What did I like in chapter 13 – 14:
- Lliy – fortifies the weak with its fragrance, associated with the “last rites” before death ( “…elle [ Angélique] avait fini par être un lis parmi les lis, un grand lis dont le parfum fortifait les faibles,…”) (pp264)
- Rose ( Félicien)
- Eglatine rose ( sweetbrier) ( Angélique) sweet fragrance, prickly thorns — child uprooted and transplanted in a new, mystical garden.
- Violets ° humility ( only flower that does not cause headaches for Angélique) (pp 124)
There is a labyrinth of gardens in this story each with its own secret door. Zola also uses the symbol of a garden door in La Fortune des Rougon. What does the door always symbolize? It is the way the innocent lovers can meet each other even though it is forbidden.
- Le jardin des Hubert
- Le Clos-Marie: (public garden where Angélique and Félicien meet. It separates the aristocratic garden of the Monseigneur from the peasant garden of M and Mme Hubert)
- Le jardin de l’Evêché
- Le jardin de l’Hôtel de Voincourt:
What I did like:
This story will answer the question: Can the power of environment change the power of heredity the passing of traits to offspring from its parents or ancestor.? On pp 54 Mme Hubertine tries to teach Angélique sacrifice and obedience and in this way challenging her inborn passion and pride.
This book was filled with puzzels, signs and symbols that keep the reader engaged!
The puzzle of the link between Angélique and Rougon-Macquart: Shivering is the snow, huddled against the cathédrale we meet Angélique, 9 yrs. Sidonie Rougon had an illegitimate child in 1851 three years after leaving Plassans for Paris with her husband. She gave the baby up for adoption. Nothing is mentioned about Sidonie’s past in the other books, In La Curée her husband had disappeared.
While reading this book I kept a close lookout for the use of “personification” . Zola breathes life into inanimate objects making them an integral part of the story
Cathédrale: ( personification)
- ces vieilles pierres viviait et pensait... ( these old stones live and think)
- the religious ceremonies which are the “le battement de ses veines” ( fluttering, beating is its veins)
- Cette âme d’un autra age ( a soul of another age…) ( pp 51)
- La maison (de Hubet)..scellée à ces pierres , ….vivant de leur sang” ( sealed to these old stones, living on their blood) ( pg 51)

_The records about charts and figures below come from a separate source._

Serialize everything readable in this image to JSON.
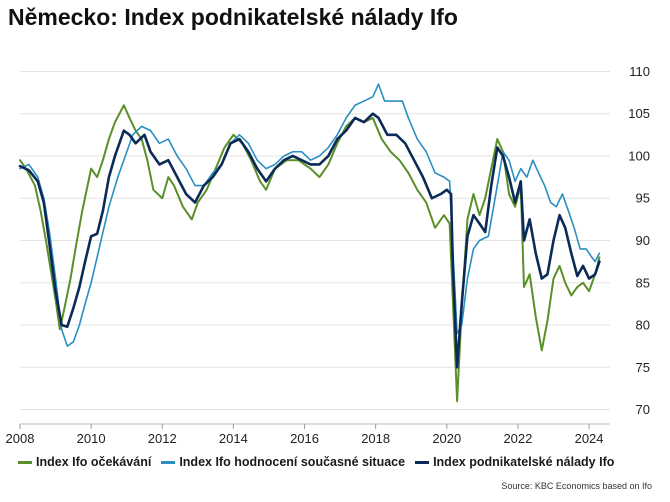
{
  "title": "Německo: Index podnikatelské nálady Ifo",
  "source": "Source: KBC Economics based on Ifo",
  "chart_data": {
    "type": "line",
    "xlabel": "",
    "ylabel": "",
    "xlim": [
      2008,
      2024.42
    ],
    "ylim": [
      69,
      111
    ],
    "x_ticks": [
      "2008",
      "2010",
      "2012",
      "2014",
      "2016",
      "2018",
      "2020",
      "2022",
      "2024"
    ],
    "y_ticks": [
      "70",
      "75",
      "80",
      "85",
      "90",
      "95",
      "100",
      "105",
      "110"
    ],
    "y_axis_position": "right",
    "grid": "horizontal",
    "legend_position": "bottom",
    "series": [
      {
        "name": "Index Ifo očekávání",
        "color": "#5a8f29",
        "points": [
          [
            2008.0,
            99.5
          ],
          [
            2008.17,
            98.5
          ],
          [
            2008.42,
            96.5
          ],
          [
            2008.58,
            93.5
          ],
          [
            2008.75,
            89.5
          ],
          [
            2009.0,
            83.0
          ],
          [
            2009.12,
            79.5
          ],
          [
            2009.25,
            82.0
          ],
          [
            2009.42,
            85.5
          ],
          [
            2009.58,
            89.5
          ],
          [
            2009.75,
            93.5
          ],
          [
            2010.0,
            98.5
          ],
          [
            2010.17,
            97.5
          ],
          [
            2010.33,
            99.5
          ],
          [
            2010.5,
            102.0
          ],
          [
            2010.67,
            104.0
          ],
          [
            2010.92,
            106.0
          ],
          [
            2011.08,
            104.5
          ],
          [
            2011.25,
            103.0
          ],
          [
            2011.42,
            102.0
          ],
          [
            2011.58,
            99.5
          ],
          [
            2011.75,
            96.0
          ],
          [
            2012.0,
            95.0
          ],
          [
            2012.17,
            97.5
          ],
          [
            2012.33,
            96.5
          ],
          [
            2012.58,
            94.0
          ],
          [
            2012.83,
            92.5
          ],
          [
            2013.0,
            94.5
          ],
          [
            2013.25,
            96.0
          ],
          [
            2013.5,
            98.5
          ],
          [
            2013.75,
            101.0
          ],
          [
            2014.0,
            102.5
          ],
          [
            2014.25,
            101.5
          ],
          [
            2014.5,
            99.5
          ],
          [
            2014.75,
            97.0
          ],
          [
            2014.92,
            96.0
          ],
          [
            2015.17,
            98.5
          ],
          [
            2015.5,
            99.5
          ],
          [
            2015.83,
            99.5
          ],
          [
            2016.0,
            99.0
          ],
          [
            2016.17,
            98.5
          ],
          [
            2016.42,
            97.5
          ],
          [
            2016.67,
            99.0
          ],
          [
            2016.92,
            101.5
          ],
          [
            2017.17,
            103.5
          ],
          [
            2017.42,
            104.5
          ],
          [
            2017.67,
            104.0
          ],
          [
            2017.92,
            104.5
          ],
          [
            2018.17,
            102.0
          ],
          [
            2018.42,
            100.5
          ],
          [
            2018.67,
            99.5
          ],
          [
            2018.92,
            98.0
          ],
          [
            2019.17,
            96.0
          ],
          [
            2019.42,
            94.5
          ],
          [
            2019.67,
            91.5
          ],
          [
            2019.92,
            93.0
          ],
          [
            2020.08,
            92.0
          ],
          [
            2020.17,
            83.0
          ],
          [
            2020.29,
            71.0
          ],
          [
            2020.42,
            82.0
          ],
          [
            2020.58,
            92.5
          ],
          [
            2020.75,
            95.5
          ],
          [
            2020.92,
            93.0
          ],
          [
            2021.08,
            95.0
          ],
          [
            2021.25,
            98.5
          ],
          [
            2021.42,
            102.0
          ],
          [
            2021.58,
            100.5
          ],
          [
            2021.75,
            95.5
          ],
          [
            2021.92,
            94.0
          ],
          [
            2022.08,
            96.5
          ],
          [
            2022.17,
            84.5
          ],
          [
            2022.33,
            86.0
          ],
          [
            2022.5,
            81.0
          ],
          [
            2022.67,
            77.0
          ],
          [
            2022.83,
            80.5
          ],
          [
            2023.0,
            85.5
          ],
          [
            2023.17,
            87.0
          ],
          [
            2023.33,
            85.0
          ],
          [
            2023.5,
            83.5
          ],
          [
            2023.67,
            84.5
          ],
          [
            2023.83,
            85.0
          ],
          [
            2024.0,
            84.0
          ],
          [
            2024.17,
            86.0
          ],
          [
            2024.29,
            88.0
          ]
        ]
      },
      {
        "name": "Index Ifo hodnocení současné situace",
        "color": "#2a8fc1",
        "points": [
          [
            2008.0,
            98.5
          ],
          [
            2008.25,
            99.0
          ],
          [
            2008.5,
            97.5
          ],
          [
            2008.67,
            95.0
          ],
          [
            2008.83,
            91.0
          ],
          [
            2009.0,
            85.5
          ],
          [
            2009.17,
            79.5
          ],
          [
            2009.33,
            77.5
          ],
          [
            2009.5,
            78.0
          ],
          [
            2009.67,
            80.0
          ],
          [
            2009.83,
            82.5
          ],
          [
            2010.0,
            85.0
          ],
          [
            2010.25,
            89.5
          ],
          [
            2010.5,
            94.0
          ],
          [
            2010.75,
            97.5
          ],
          [
            2010.92,
            99.5
          ],
          [
            2011.17,
            102.5
          ],
          [
            2011.42,
            103.5
          ],
          [
            2011.67,
            103.0
          ],
          [
            2011.92,
            101.5
          ],
          [
            2012.17,
            102.0
          ],
          [
            2012.42,
            100.0
          ],
          [
            2012.67,
            98.5
          ],
          [
            2012.92,
            96.5
          ],
          [
            2013.17,
            96.5
          ],
          [
            2013.42,
            98.0
          ],
          [
            2013.67,
            99.0
          ],
          [
            2013.92,
            101.5
          ],
          [
            2014.17,
            102.5
          ],
          [
            2014.42,
            101.5
          ],
          [
            2014.67,
            99.5
          ],
          [
            2014.92,
            98.5
          ],
          [
            2015.17,
            99.0
          ],
          [
            2015.42,
            100.0
          ],
          [
            2015.67,
            100.5
          ],
          [
            2015.92,
            100.5
          ],
          [
            2016.17,
            99.5
          ],
          [
            2016.42,
            100.0
          ],
          [
            2016.67,
            101.0
          ],
          [
            2016.92,
            102.5
          ],
          [
            2017.17,
            104.5
          ],
          [
            2017.42,
            106.0
          ],
          [
            2017.67,
            106.5
          ],
          [
            2017.92,
            107.0
          ],
          [
            2018.08,
            108.5
          ],
          [
            2018.25,
            106.5
          ],
          [
            2018.5,
            106.5
          ],
          [
            2018.75,
            106.5
          ],
          [
            2018.92,
            104.5
          ],
          [
            2019.17,
            102.0
          ],
          [
            2019.42,
            100.5
          ],
          [
            2019.67,
            98.0
          ],
          [
            2019.92,
            97.5
          ],
          [
            2020.08,
            97.0
          ],
          [
            2020.17,
            89.0
          ],
          [
            2020.29,
            79.0
          ],
          [
            2020.42,
            80.0
          ],
          [
            2020.58,
            85.5
          ],
          [
            2020.75,
            89.0
          ],
          [
            2020.92,
            90.0
          ],
          [
            2021.17,
            90.5
          ],
          [
            2021.42,
            96.5
          ],
          [
            2021.58,
            100.5
          ],
          [
            2021.75,
            99.5
          ],
          [
            2021.92,
            97.0
          ],
          [
            2022.08,
            98.5
          ],
          [
            2022.25,
            97.5
          ],
          [
            2022.42,
            99.5
          ],
          [
            2022.58,
            98.0
          ],
          [
            2022.75,
            96.5
          ],
          [
            2022.92,
            94.5
          ],
          [
            2023.08,
            94.0
          ],
          [
            2023.25,
            95.5
          ],
          [
            2023.42,
            93.5
          ],
          [
            2023.58,
            91.5
          ],
          [
            2023.75,
            89.0
          ],
          [
            2023.92,
            89.0
          ],
          [
            2024.08,
            88.0
          ],
          [
            2024.17,
            87.5
          ],
          [
            2024.29,
            88.5
          ]
        ]
      },
      {
        "name": "Index podnikatelské nálady Ifo",
        "color": "#0b2a57",
        "points": [
          [
            2008.0,
            98.8
          ],
          [
            2008.25,
            98.3
          ],
          [
            2008.5,
            97.0
          ],
          [
            2008.67,
            94.5
          ],
          [
            2008.83,
            89.5
          ],
          [
            2009.0,
            84.0
          ],
          [
            2009.17,
            80.0
          ],
          [
            2009.33,
            79.8
          ],
          [
            2009.5,
            82.0
          ],
          [
            2009.67,
            84.5
          ],
          [
            2009.83,
            87.5
          ],
          [
            2010.0,
            90.5
          ],
          [
            2010.17,
            90.8
          ],
          [
            2010.33,
            93.5
          ],
          [
            2010.5,
            97.5
          ],
          [
            2010.67,
            100.0
          ],
          [
            2010.92,
            103.0
          ],
          [
            2011.08,
            102.5
          ],
          [
            2011.25,
            101.5
          ],
          [
            2011.5,
            102.5
          ],
          [
            2011.67,
            100.5
          ],
          [
            2011.92,
            99.0
          ],
          [
            2012.17,
            99.5
          ],
          [
            2012.42,
            97.5
          ],
          [
            2012.67,
            95.5
          ],
          [
            2012.92,
            94.5
          ],
          [
            2013.17,
            96.5
          ],
          [
            2013.42,
            97.5
          ],
          [
            2013.67,
            99.0
          ],
          [
            2013.92,
            101.5
          ],
          [
            2014.17,
            102.0
          ],
          [
            2014.42,
            100.5
          ],
          [
            2014.67,
            98.5
          ],
          [
            2014.92,
            97.0
          ],
          [
            2015.17,
            98.5
          ],
          [
            2015.42,
            99.5
          ],
          [
            2015.67,
            100.0
          ],
          [
            2015.92,
            99.5
          ],
          [
            2016.17,
            99.0
          ],
          [
            2016.42,
            99.0
          ],
          [
            2016.67,
            100.0
          ],
          [
            2016.92,
            102.0
          ],
          [
            2017.17,
            103.0
          ],
          [
            2017.42,
            104.5
          ],
          [
            2017.67,
            104.0
          ],
          [
            2017.92,
            105.0
          ],
          [
            2018.08,
            104.5
          ],
          [
            2018.33,
            102.5
          ],
          [
            2018.58,
            102.5
          ],
          [
            2018.83,
            101.5
          ],
          [
            2019.08,
            99.5
          ],
          [
            2019.33,
            97.5
          ],
          [
            2019.58,
            95.0
          ],
          [
            2019.83,
            95.5
          ],
          [
            2020.0,
            96.0
          ],
          [
            2020.12,
            95.5
          ],
          [
            2020.17,
            87.0
          ],
          [
            2020.29,
            75.0
          ],
          [
            2020.42,
            82.5
          ],
          [
            2020.58,
            90.5
          ],
          [
            2020.75,
            93.0
          ],
          [
            2020.92,
            92.0
          ],
          [
            2021.08,
            91.0
          ],
          [
            2021.25,
            96.5
          ],
          [
            2021.42,
            101.0
          ],
          [
            2021.58,
            100.0
          ],
          [
            2021.75,
            97.5
          ],
          [
            2021.92,
            94.5
          ],
          [
            2022.08,
            97.0
          ],
          [
            2022.17,
            90.0
          ],
          [
            2022.33,
            92.5
          ],
          [
            2022.5,
            88.5
          ],
          [
            2022.67,
            85.5
          ],
          [
            2022.83,
            86.0
          ],
          [
            2023.0,
            90.0
          ],
          [
            2023.17,
            93.0
          ],
          [
            2023.33,
            91.5
          ],
          [
            2023.5,
            88.5
          ],
          [
            2023.67,
            85.8
          ],
          [
            2023.83,
            87.0
          ],
          [
            2024.0,
            85.5
          ],
          [
            2024.17,
            86.0
          ],
          [
            2024.29,
            87.5
          ]
        ]
      }
    ]
  }
}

- la croupe géante de l’église ( rump) (pp 98)
- l’abside entière s’éveillait et grondait, ( the sanctuary of church is awake and scolds…) ( pp 101)
- les moindres soupirs de la cathédrale lui parvenaient.. ( the sighs of the church reached her) (pp 205)
- C’est ma vieille amie la cathédrale...je distingue une langue que je comprends…”( …,I understand the language of the cathédrale) ( pp 250)
Time to turn out the lights…..and stop reading, I’m exahusted!
- I found a few similarites between the book Le Notre-Dame de Paris and Le Rêve
- Orphan found in front of cathédrale
- Cathédrale becomes becomes a mother figure/dear friend to the child.
- Portail de Sainte-Agnès in cathédrale was inspiried by Portail de la Vierge in the Nôtre-Dame de Paris
If your interested….here is the link for the Golden Legend ( Légende dorée) or the Lives of the Saints composed by Jacobus Voragine!
Description of flying buttresses on the church as seen at night, bridges leading to nowhere
(pp 102) “les arcs-boutants jetés comme des ponts dan le vide.”
Everthing stopped while reading this book, beds not made, laundry still in the machine, cats not feed….I had to finish reading this first. Captivating how Zola can express the feelings of a childless couple, Monseigneur riddled with guilt and the happiness of innocent lovers.
Just when you think it can’t get any better it does. This was by far one of the best romantic stories I’ ve read in a long time. It is yet another of Zola’s books that stands in the shadows of his most famous works. Please, don’t miss this gem of a book. 247 pages, 14 chapters….you could finish it in a weekend easily!